According to his mom Andrea Blackstone, when Stallings was about four, she showed him a few YouTube videos about veterans and military service. Her intention was to help her son learn about the services they do for the country he lives in, considering they have a lot of veterans in their family itself. That's when she came across certain videos that showed veterans being homeless. Initially, Blackstone was hesitant to show Stallings these videos, but then she decided that it was something he ought to see. She showed him one which included imagery of those veterans with signs asking for help.
“He lit up, and he was upset,” Blackstone said. “He kept telling me it wasn’t right.” Then, the little boy asked his mom to take him shopping for supplies, insisting that he would help these veterans if no one else would. Blackstone, who was touched and taken aback by her son's request, told him that though she understood his passion to help the veterans, they did not have the funds to build them homes. Determined not to give up, the mother-son duo decided to look for another way to help them. First, they started sending in questions to their home state of Maryland to the governor’s office asking what was being done for the veterans.

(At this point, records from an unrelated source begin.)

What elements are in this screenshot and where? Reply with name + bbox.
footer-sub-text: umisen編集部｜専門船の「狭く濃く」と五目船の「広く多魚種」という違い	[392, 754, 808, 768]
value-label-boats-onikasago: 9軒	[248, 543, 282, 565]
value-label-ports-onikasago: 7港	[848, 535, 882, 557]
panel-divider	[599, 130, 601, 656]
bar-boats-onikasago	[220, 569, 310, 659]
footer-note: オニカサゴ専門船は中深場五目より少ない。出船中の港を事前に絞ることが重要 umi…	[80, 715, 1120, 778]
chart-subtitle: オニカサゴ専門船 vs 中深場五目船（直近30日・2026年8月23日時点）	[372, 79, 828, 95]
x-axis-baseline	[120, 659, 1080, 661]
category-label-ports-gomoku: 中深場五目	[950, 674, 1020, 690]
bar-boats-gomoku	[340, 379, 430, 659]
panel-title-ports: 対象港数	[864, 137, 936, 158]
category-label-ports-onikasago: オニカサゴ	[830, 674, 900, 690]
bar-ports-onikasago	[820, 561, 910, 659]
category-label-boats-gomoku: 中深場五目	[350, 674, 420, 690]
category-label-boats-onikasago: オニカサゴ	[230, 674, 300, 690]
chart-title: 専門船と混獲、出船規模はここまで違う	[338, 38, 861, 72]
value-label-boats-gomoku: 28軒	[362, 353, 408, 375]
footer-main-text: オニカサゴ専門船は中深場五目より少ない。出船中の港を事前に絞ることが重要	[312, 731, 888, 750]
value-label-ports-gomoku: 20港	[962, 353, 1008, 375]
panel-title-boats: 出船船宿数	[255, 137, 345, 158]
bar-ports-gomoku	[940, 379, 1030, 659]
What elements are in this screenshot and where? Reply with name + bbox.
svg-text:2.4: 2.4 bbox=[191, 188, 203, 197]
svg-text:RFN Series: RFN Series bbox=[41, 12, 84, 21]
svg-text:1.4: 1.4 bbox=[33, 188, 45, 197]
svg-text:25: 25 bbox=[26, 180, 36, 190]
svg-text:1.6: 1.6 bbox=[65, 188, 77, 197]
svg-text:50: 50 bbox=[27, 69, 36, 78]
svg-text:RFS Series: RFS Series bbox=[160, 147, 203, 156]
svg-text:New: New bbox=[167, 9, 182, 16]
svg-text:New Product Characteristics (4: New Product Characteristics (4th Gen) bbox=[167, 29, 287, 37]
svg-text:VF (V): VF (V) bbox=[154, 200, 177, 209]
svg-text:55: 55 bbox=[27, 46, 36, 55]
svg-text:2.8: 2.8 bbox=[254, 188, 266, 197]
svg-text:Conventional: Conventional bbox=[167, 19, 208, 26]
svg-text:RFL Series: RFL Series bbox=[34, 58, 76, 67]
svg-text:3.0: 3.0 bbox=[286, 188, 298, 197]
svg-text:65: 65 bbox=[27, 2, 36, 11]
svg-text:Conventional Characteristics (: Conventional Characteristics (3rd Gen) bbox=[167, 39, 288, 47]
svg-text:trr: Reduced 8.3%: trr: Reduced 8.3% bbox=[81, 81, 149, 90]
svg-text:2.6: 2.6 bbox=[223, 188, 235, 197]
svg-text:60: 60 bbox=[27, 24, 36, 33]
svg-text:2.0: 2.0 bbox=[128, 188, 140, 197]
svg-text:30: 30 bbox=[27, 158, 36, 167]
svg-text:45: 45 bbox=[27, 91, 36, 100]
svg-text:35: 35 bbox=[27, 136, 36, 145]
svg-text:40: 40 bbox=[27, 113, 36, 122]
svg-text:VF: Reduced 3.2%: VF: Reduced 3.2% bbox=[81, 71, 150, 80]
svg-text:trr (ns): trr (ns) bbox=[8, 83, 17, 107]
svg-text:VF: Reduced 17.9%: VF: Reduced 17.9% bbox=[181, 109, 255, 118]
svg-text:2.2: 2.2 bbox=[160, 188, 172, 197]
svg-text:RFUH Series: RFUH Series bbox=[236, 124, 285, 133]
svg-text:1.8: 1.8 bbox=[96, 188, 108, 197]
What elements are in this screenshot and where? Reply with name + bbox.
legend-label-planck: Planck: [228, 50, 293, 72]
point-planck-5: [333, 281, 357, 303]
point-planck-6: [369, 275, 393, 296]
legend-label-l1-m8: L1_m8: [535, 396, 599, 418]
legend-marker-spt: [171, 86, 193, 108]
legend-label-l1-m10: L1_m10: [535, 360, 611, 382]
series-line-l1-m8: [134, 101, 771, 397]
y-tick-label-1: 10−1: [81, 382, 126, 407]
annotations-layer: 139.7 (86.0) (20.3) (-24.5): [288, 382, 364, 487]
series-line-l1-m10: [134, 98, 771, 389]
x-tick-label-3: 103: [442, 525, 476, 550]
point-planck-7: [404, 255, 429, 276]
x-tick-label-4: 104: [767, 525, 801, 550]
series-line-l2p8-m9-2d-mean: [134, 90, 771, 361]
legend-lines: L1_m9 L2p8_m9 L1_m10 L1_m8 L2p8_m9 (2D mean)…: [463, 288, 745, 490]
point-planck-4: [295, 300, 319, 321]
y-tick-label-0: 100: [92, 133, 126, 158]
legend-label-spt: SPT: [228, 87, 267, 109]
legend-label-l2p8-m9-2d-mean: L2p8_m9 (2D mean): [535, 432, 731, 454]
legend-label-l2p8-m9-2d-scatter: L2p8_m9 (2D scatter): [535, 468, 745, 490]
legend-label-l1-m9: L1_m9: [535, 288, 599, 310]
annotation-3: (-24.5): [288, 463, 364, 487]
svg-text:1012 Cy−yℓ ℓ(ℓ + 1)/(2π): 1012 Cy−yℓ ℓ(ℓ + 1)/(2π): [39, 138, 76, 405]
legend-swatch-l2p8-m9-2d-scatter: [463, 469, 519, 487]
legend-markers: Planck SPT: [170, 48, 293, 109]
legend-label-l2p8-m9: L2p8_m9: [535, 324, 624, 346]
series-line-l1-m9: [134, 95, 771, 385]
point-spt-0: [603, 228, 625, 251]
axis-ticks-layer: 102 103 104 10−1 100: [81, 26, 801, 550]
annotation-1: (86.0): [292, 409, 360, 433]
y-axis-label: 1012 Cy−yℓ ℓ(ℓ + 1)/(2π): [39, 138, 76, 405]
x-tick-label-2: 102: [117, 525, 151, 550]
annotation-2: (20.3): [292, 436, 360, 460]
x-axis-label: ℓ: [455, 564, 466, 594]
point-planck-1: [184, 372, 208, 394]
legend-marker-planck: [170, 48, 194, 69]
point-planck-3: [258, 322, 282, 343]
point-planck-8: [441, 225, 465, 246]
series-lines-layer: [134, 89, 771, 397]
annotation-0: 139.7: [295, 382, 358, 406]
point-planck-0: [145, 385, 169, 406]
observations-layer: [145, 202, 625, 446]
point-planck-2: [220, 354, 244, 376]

Then, Blackstone submitted her son’s idea to start “Give Back to Veterans Day” to a nonprofit, which conferred him a $100 to begin making care packages for veterans that included toiletries and ‘thank you’ cards. “It was always very important to me from the very beginning for anyone to understand this was not my idea, this was a little kid who’s barely 4-years-old, his idea,” Blackstone said. “I think sometimes people assume, because someone is so young, that it would be impossible to come up with something like this.” Blackstone asked her son if he was ok with his deeds being shared on social media for the world to see, and he agreed.
After the first few donations, Stallings told his mom that he wanted to continue helping veterans and since then, there's been no looking back for Stallings. “I think the resounding message has been if a kid this young can care and put so much effort into the cause, then other people can get involved and figure out how we can support our veterans on the community level, too,” Blackstone said. Being a single mom, it hasn't been easy for Blackstone, but she doesn't think they'll give up any time soon. “It’s just a lot of different things I didn’t anticipate but the goal is to keep it going because we see the value of the help,” Blackstone said. “It’s been a lot but the reward is just seeing people get help.”